Я ничего не могла с собой поделать, мысль об Иване неотступно лезла мне в голову. Только у Ивана правая рука… и они так не похожи… но все же я ничего не могла с собой поделать, мысль о нем не выходила у меня из головы. Особенно резануло мне слух это словечко — «припасец». «Нет у меня склонности месяцами прятать от людских глаз своих лошадей!» — сколько, ах, сколько раз повторял Иван с искаженным от волнения лицом. Я прекрасно понимала и чувствовала, что случай с Ремом Кукуружняком — дело совсем другого рода, общенародного, так сказать, значения, и не повторится никогда — наша жизнь и память тому порукой (странно, человек даже в мыслях своих избегает и чуть ли не стыдится пользоваться так называемыми громкими словами). В этом главное между ними различие.

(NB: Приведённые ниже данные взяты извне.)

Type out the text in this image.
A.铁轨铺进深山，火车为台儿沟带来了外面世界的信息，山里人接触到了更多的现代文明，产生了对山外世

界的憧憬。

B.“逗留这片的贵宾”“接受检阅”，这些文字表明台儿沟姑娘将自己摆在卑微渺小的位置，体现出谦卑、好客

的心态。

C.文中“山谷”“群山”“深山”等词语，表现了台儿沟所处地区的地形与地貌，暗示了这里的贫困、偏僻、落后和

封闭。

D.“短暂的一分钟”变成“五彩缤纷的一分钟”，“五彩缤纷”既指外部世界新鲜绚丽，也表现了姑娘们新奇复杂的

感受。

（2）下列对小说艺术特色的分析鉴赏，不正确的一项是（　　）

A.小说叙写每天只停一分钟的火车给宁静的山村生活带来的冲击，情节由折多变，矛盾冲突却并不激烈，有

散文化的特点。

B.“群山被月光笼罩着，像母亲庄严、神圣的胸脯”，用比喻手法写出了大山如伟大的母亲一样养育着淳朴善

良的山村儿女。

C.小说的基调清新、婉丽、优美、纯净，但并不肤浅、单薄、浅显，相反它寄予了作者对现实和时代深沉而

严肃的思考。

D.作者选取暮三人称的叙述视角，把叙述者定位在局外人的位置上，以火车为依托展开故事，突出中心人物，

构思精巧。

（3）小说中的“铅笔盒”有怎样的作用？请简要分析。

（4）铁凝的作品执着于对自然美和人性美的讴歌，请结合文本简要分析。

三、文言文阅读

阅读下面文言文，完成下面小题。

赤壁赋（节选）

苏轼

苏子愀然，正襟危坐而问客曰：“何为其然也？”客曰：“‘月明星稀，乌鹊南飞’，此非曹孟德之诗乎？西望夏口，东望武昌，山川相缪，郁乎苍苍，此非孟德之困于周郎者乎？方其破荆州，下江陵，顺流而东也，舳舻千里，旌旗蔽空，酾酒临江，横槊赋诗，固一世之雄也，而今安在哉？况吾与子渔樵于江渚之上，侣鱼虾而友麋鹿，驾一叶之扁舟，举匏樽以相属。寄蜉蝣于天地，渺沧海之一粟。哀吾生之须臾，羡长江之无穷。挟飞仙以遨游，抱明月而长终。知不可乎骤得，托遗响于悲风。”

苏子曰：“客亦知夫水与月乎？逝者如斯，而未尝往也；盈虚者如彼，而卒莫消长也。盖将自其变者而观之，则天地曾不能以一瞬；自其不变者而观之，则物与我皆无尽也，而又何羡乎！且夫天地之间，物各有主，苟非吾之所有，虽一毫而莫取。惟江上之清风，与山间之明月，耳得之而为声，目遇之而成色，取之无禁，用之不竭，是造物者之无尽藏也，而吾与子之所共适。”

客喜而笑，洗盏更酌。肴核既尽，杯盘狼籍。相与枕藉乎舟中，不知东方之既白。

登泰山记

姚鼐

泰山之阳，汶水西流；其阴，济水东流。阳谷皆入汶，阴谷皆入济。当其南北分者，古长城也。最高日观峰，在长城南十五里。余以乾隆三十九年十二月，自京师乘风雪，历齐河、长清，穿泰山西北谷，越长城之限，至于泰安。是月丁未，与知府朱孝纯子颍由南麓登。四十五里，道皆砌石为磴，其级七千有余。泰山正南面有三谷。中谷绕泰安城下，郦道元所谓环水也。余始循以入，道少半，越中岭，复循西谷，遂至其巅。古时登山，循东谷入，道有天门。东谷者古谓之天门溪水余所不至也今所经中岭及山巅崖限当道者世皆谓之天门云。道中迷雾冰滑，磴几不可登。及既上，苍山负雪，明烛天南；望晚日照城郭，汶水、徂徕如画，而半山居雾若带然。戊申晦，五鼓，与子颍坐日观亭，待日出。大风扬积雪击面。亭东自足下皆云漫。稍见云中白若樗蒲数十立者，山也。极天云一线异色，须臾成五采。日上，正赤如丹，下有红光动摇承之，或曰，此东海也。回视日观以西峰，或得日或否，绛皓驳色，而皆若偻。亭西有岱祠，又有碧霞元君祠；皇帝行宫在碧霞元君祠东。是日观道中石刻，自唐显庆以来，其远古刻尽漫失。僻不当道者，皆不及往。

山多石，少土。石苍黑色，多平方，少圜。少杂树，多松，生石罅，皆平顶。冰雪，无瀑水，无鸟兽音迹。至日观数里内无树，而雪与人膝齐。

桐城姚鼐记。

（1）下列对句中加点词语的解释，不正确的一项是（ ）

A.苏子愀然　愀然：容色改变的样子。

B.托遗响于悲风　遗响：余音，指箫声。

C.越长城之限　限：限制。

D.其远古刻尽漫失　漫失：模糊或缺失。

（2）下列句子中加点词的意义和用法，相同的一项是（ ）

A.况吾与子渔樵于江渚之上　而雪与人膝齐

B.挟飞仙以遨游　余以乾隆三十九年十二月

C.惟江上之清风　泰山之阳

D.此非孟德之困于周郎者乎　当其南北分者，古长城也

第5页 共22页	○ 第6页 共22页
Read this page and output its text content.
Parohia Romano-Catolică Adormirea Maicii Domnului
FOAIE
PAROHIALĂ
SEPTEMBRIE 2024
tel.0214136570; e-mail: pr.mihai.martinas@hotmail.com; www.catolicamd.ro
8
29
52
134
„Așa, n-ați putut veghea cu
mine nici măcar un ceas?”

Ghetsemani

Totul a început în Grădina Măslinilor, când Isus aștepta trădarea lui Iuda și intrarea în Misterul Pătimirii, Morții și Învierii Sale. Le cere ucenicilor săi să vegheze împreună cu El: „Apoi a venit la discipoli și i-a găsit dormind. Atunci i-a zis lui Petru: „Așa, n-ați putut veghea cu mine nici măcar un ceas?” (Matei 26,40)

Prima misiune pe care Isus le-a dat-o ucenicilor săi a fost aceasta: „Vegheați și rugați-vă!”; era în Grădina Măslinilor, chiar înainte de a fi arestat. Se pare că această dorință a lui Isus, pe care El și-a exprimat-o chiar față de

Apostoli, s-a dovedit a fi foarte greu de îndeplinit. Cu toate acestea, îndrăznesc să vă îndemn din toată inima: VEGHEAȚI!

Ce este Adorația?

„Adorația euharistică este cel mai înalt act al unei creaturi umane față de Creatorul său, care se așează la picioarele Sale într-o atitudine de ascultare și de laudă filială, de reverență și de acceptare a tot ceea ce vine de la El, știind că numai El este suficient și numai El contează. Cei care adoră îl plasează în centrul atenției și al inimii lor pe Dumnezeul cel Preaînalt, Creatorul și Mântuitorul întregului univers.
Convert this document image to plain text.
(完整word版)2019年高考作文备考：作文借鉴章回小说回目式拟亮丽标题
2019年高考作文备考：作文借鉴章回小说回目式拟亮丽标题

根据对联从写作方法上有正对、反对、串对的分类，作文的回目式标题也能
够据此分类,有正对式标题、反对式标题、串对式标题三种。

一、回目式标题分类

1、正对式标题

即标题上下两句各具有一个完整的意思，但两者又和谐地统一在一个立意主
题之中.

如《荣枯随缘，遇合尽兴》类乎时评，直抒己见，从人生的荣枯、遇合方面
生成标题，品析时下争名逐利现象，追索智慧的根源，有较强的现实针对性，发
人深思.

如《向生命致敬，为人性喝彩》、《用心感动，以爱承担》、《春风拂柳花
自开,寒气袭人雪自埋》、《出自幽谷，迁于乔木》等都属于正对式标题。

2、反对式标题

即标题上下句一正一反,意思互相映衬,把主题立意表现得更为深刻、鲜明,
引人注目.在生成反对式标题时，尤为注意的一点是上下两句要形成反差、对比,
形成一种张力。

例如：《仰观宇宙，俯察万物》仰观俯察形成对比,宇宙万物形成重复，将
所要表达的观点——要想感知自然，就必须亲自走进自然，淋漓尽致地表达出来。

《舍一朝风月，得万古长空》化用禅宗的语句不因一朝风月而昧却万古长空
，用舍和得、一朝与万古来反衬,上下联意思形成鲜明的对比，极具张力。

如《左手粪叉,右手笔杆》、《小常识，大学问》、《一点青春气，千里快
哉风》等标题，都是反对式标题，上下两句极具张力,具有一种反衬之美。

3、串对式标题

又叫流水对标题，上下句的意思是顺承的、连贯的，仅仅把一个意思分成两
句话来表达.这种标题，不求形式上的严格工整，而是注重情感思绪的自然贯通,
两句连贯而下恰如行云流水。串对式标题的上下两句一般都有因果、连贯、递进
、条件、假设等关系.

Тогда в классе творилось такое, что я и представить себе не могла, что тут можно поделать и как поступит председатель, мне показалось, он и рта раскрыть не посмеет. Но не тут-то было! Вдруг, совершенно неожиданно даже для нас, он встал и сказал:

— Дорого нам это обойдется!

Он не сказал «вам», хотя было совершенно очевидно, что не он ведь крушил дверь, парту и окно. Тут сразу воцарилась тишина.

Когда молчат из страха, не чувствуется ничего, кроме черного провала, и к тому же такая тишина недолговечна. Но в глубине тогдашней тишины — как ни смехотворно это прозвучит после погрома в классе — не ощущалось ни страха, ни провала, а только стыд и любовь.

— И это называется прения? И это обсуждение? — сказал председатель. — Может, меня посадил вам на шею кто-то другой, а не вы сами меня выбрали?

— Нет, мать твою язви, — прокряхтел кто-то сзади.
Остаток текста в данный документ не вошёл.